Nadioska éclata de rire. C'était le comble ! Son ordinateur de bord jouait les psychologues maintenant !

 - Non, ça va, Vine ! répondit-elle en riant. Je ne suis pas en train de devenir folle. Je suis juste un peu tendue. Occupe-toi de tes calculs, et moi, je prends en charge mes problèmes.

 - Bien compris, dit l’ordinateur sans insister.

Ils arrivèrent à destination plusieurs heures plus tard. Sur Befsal, « le carnaval de la vie » battait son plein. Montés sur des chars multicolores, des femmes et des hommes, déguisés en fleurs ou en animaux, jetaient des confettis aux spectateurs massés sur les bords des avenues.

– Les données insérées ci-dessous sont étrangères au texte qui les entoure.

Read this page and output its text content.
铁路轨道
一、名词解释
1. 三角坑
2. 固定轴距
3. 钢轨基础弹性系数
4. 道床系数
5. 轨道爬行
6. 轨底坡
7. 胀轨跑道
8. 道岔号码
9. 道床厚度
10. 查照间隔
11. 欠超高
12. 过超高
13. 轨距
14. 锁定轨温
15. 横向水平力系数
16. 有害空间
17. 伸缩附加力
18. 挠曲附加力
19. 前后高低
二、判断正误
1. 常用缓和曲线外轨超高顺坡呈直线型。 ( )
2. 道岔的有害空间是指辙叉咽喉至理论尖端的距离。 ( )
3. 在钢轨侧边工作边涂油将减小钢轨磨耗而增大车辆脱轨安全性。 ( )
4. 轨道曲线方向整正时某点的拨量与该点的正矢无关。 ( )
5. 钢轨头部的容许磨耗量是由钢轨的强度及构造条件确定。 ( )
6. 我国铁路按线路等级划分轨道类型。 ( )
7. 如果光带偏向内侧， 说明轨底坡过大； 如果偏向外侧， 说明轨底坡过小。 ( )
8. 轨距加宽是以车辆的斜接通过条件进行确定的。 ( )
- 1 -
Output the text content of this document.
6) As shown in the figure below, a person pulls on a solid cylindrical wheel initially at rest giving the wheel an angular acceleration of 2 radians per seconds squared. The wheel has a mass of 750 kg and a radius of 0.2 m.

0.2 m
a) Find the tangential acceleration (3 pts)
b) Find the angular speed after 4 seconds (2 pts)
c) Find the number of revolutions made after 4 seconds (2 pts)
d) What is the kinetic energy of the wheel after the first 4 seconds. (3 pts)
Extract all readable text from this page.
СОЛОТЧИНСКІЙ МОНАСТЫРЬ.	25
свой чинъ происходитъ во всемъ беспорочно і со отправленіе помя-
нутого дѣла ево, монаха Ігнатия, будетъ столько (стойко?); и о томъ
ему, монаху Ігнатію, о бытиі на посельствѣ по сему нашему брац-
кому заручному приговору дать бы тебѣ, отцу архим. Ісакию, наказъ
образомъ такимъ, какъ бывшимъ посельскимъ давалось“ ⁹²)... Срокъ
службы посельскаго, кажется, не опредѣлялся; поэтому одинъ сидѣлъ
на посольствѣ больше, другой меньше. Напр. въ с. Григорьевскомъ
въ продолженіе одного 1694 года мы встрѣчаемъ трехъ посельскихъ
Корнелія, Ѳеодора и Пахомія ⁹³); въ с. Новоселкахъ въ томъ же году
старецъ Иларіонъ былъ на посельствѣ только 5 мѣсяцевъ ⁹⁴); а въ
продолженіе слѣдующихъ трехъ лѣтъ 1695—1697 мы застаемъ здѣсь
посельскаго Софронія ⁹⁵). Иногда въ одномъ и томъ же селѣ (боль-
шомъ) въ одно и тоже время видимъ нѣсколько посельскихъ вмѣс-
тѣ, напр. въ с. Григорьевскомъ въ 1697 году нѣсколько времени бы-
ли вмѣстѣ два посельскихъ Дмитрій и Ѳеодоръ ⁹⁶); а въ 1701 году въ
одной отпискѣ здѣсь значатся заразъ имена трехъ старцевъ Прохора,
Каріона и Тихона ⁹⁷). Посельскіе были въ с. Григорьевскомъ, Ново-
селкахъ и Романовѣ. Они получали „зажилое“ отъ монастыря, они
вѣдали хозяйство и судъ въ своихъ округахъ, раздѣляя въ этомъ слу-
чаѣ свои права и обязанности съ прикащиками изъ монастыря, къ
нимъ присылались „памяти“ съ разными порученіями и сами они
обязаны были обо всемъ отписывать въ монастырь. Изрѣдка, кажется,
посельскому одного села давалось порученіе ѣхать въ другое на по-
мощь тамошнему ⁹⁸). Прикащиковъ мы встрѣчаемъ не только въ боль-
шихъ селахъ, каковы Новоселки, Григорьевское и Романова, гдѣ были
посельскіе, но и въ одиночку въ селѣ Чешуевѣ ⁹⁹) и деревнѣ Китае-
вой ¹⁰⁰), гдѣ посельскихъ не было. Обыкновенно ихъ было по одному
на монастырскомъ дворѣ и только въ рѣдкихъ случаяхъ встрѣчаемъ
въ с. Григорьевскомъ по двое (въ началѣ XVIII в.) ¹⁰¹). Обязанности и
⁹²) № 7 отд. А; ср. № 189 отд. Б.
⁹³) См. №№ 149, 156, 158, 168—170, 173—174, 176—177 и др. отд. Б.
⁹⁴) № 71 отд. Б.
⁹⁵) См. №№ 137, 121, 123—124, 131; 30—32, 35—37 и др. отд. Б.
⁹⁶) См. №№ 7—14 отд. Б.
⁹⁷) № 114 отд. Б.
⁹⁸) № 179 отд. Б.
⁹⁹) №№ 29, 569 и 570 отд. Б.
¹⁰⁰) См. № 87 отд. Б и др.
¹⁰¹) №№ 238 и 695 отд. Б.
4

Les musiques, diffusées sur les chars, s’entremêlaient en une joyeuse cacophonie sur laquelle les gens dansaient. La plupart étaient déguisés ou grimés et ils arboraient tous de vives couleurs. Le carnaval de la vie célébrait la fin de la saison froide et le début plein de promesses de la saison chaude où la nature revenait à la vie.

Nadioska, penchée à l’une des fenêtres de l’appartement de son oncle, observait la foule bigarrée. Elian et Dulcénéa avaient été ravis de la voir après si longtemps. Dulcénéa l’avait même serrée si fort que Nadioska en avait eu le souffle coupé. Lorsqu’ils avaient aperçu Liije, plus ou moins caché derrière la jeune femme, ils avaient eu un instant d’hésitation. Elle n’avait pas su se décider entre leur dire ce qu’il s’était passé ou bien leur inventer un stupide mensonge.

 - J’ai des problèmes, avait-elle fini par leur dire tout simplement.

 - Viens nous raconter ça devant une tasse de thé, avait répondu Dulcénéa en la poussant à l’intérieur de l’appartement.